Friday, May 26, 2017

How to cook once and eat 4 times from one cooking session.

I HATE COOKING EVERY DAY! Wait what? Really? Yes really, I would much rather be in my art studio dreaming up my next watercolor project. And who has time for cooking a meal every single day… I get burned out on it! SOOO I don’t. I Cheat. And no one knows about it… sometimes my kids are so hungry and they say so are you going to feed us sometime tonight…. (laser eyes from their mother beams at them) at which point I say if your that hungry make some mac and cheese, but we are having some chicken and _________ to go with our chicken, and supper will be ready in about 30 mins.

MY Friends, it’s all about the prep work… I feel like I have this down to a complete science. (but I am sure someone has found an easier way to prep) if so send that info my way.  

Grocery shopping Tuesday morning at Hy-Vee can feel like a magical place. They usually have meat markdowns up to 70% off, that’s when I feel like a scavenger for the best deals on chicken. No joke, I have gotten a 5lb bag of marinated boneless chicken for $5 all I have to do is sous vide these chicken breasts and add a side to my chicken and dinner is done. It’s that simple. Although those opportunities don’t happen all the time here is what I really do:

When whole chickens are a sale, (about every other month I buy about 4-6 chickens. I know that will get us through the next sale. (this way I am never buying chicken at the full price)

Since I don’t want to waste valuable freezer space with a whole chicken I plan that day or the day after to roast the 4-6 chicken, usually a morning or afternoon… but that’s ok, it’s saving me money and time later.  I usually add some spices, I like to do a rub with Italian seasoning on the inside of the skin to penetrate to the meat.  When I take out the chicken and let it cool I discard the skin, which means all the spices would go with it, and I don’t want that.
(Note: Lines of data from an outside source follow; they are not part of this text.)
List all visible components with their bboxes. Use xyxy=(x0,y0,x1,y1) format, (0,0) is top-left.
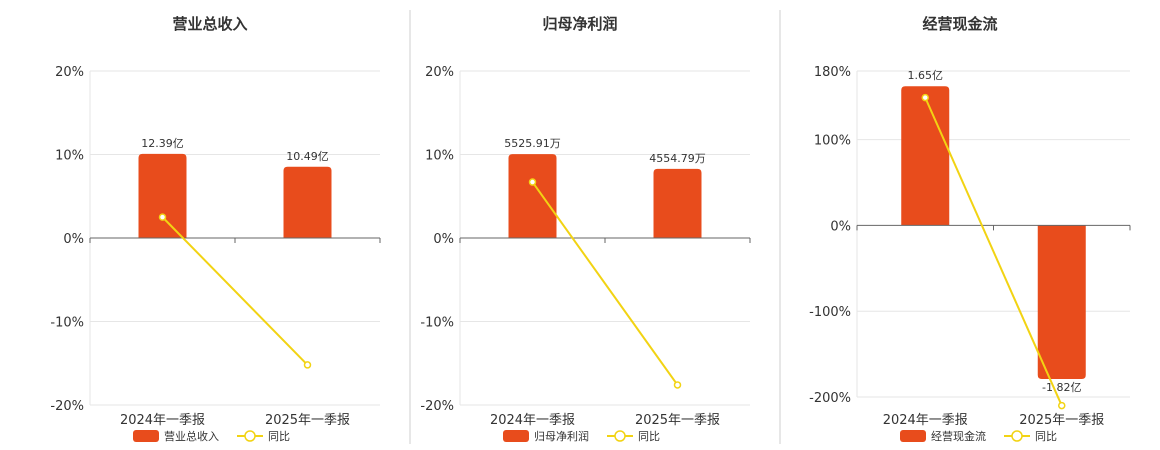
yoy-point xyxy=(528,178,537,186)
legend: 营业总收入 同比 xyxy=(133,429,290,443)
legend: 经营现金流 同比 xyxy=(900,429,1057,443)
yoy-point xyxy=(1058,401,1066,410)
yoy-point xyxy=(921,93,929,102)
y-tick-label: -20% xyxy=(50,399,84,414)
yoy-point xyxy=(673,381,682,389)
y-tick-label: -20% xyxy=(420,399,454,414)
chart-title: 营业总收入 xyxy=(172,15,247,33)
x-category-label: 2025年一季报 xyxy=(265,413,350,428)
y-tick-label: 20% xyxy=(55,65,84,80)
chart-panel-3: 经营现金流 180% 100% 0% -100% -200% 1.65亿 -1.82亿 2024… xyxy=(809,15,1131,443)
bar xyxy=(508,154,557,238)
y-tick-label: -200% xyxy=(809,391,851,406)
x-category-label: 2024年一季报 xyxy=(120,413,205,428)
y-tick-label: 20% xyxy=(425,65,454,80)
yoy-line xyxy=(531,181,679,386)
legend-bar-label: 营业总收入 xyxy=(164,429,219,443)
y-tick-label: 100% xyxy=(814,134,851,149)
y-tick-label: -10% xyxy=(420,316,454,331)
yoy-point xyxy=(158,213,167,221)
chart-title: 归母净利润 xyxy=(542,15,617,33)
legend-line-marker xyxy=(244,430,256,442)
y-tick-label: 180% xyxy=(814,65,851,80)
legend: 归母净利润 同比 xyxy=(503,429,660,443)
y-tick-label: 0% xyxy=(830,219,851,234)
bar-value-label: -1.82亿 xyxy=(1042,381,1081,394)
y-tick-label: 0% xyxy=(63,232,84,247)
yoy-line xyxy=(161,216,309,366)
chart-panel-1: 营业总收入 20% 10% 0% -10% -20% 12.39亿 10.49亿 2024年一季… xyxy=(50,15,381,443)
y-tick-label: 0% xyxy=(433,232,454,247)
legend-bar-label: 归母净利润 xyxy=(534,429,589,443)
bar xyxy=(1037,225,1086,379)
bar-value-label: 1.65亿 xyxy=(908,69,944,82)
bar-value-label: 12.39亿 xyxy=(141,137,184,150)
y-tick-label: 10% xyxy=(55,149,84,164)
chart-title: 经营现金流 xyxy=(922,15,997,33)
bar xyxy=(138,153,187,238)
legend-line-marker xyxy=(1011,430,1023,442)
yoy-point xyxy=(303,361,312,369)
yoy-line xyxy=(924,97,1063,406)
bar xyxy=(901,86,950,226)
legend-bar-swatch xyxy=(503,430,529,442)
legend-bar-swatch xyxy=(900,430,926,442)
y-tick-label: 10% xyxy=(425,149,454,164)
bar xyxy=(283,166,332,238)
legend-bar-label: 经营现金流 xyxy=(931,429,986,443)
x-category-label: 2025年一季报 xyxy=(635,413,720,428)
x-category-label: 2025年一季报 xyxy=(1019,413,1104,428)
bar-value-label: 4554.79万 xyxy=(649,152,706,165)
legend-line-label: 同比 xyxy=(638,430,660,443)
x-category-label: 2024年一季报 xyxy=(490,413,575,428)
legend-line-marker xyxy=(614,430,626,442)
legend-line-label: 同比 xyxy=(1035,430,1057,443)
chart-panel-2: 归母净利润 20% 10% 0% -10% -20% 5525.91万 4554.79万 202… xyxy=(420,15,751,443)
y-tick-label: -10% xyxy=(50,316,84,331)
bar xyxy=(653,168,702,238)
bar-value-label: 5525.91万 xyxy=(504,137,561,150)
y-tick-label: -100% xyxy=(809,305,851,320)
legend-bar-swatch xyxy=(133,430,159,442)
x-category-label: 2024年一季报 xyxy=(883,413,968,428)
legend-line-label: 同比 xyxy=(268,430,290,443)
bar-value-label: 10.49亿 xyxy=(286,150,329,163)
Note that since I have gotten a Sous Vide, I use that too for an alternative for roasting.

After I am done roasting the chicken I save the last chicken for supper that night, after all I have been roasting all afternoon the house smells like I am a fabulous cook, and everyone especially my dog wants some chicken.

I shred the chicken. I use it for bbq chicken, or for bbq chicken pizza, stews, soups, chicken pot pie, a creamy tortellini casserole, or I use it for salads. After all the chicken is shredded I place about 2-3 cups of shredded chicken into a bag and have about 4 -6 bags of shredded chicken ready to go… and that is one way I save time in the kitchen.

If you are like me and are like there is no way you are getting me to debone a chicken, DONT I have yet to see it worth my time… or if I do debone a chicken it’s after the cooking process, because I really don’t like handling the raw meat aspect of any cooking.

I BUY BONELESS CHICKEN BREASTS when I am on the hunt for Chicken. I will buy sometimes 20lbs of this good stuff. The time savings is in the prep work of freezing. I like to season with a rub and then freeze the chicken breasts, if you have a Sous Vide then it’s all ready to go if not, thawing it and then roasting or grilling it is a snap.  Usually, an extra hour is worth getting 5 meals ready to go is worth it. DO not put a marinade or salad dressing in the bag before you freeze it, it doesn’t taste good and it’s not great for the meat. Stick with just seasoning. That way when you are ready to grill or roast all you do is get it thawed onto a pan and into the heat! Super simple stuff!

I like preparing my chicken this way because I don’t have to think about what is for supper, if I already know what is ready to go in my freezer, I just need some forethought as to what I want to make for supper that morning so I can get it out of my freezer.

Utilize your kitchen for the best Chicken

If you have a convect oven please use the convect roast option while roasting your chicken, you will be glad you did, it does an amazing job with making the outside chicken crispy and the inside of the chicken tender and moist, it’s my new best friend when it comes to roasting a chicken.

Sous vide and chicken were a match made in heaven! Seriously it’s changed the way I view cooking chicken. I love sous vide chicken for a roasted preparation but without the crunchy skin which can be done by searing the chicken, but who has time for that when sous vide is enough to make your pallet happy with the moist tenderness it brings to the table?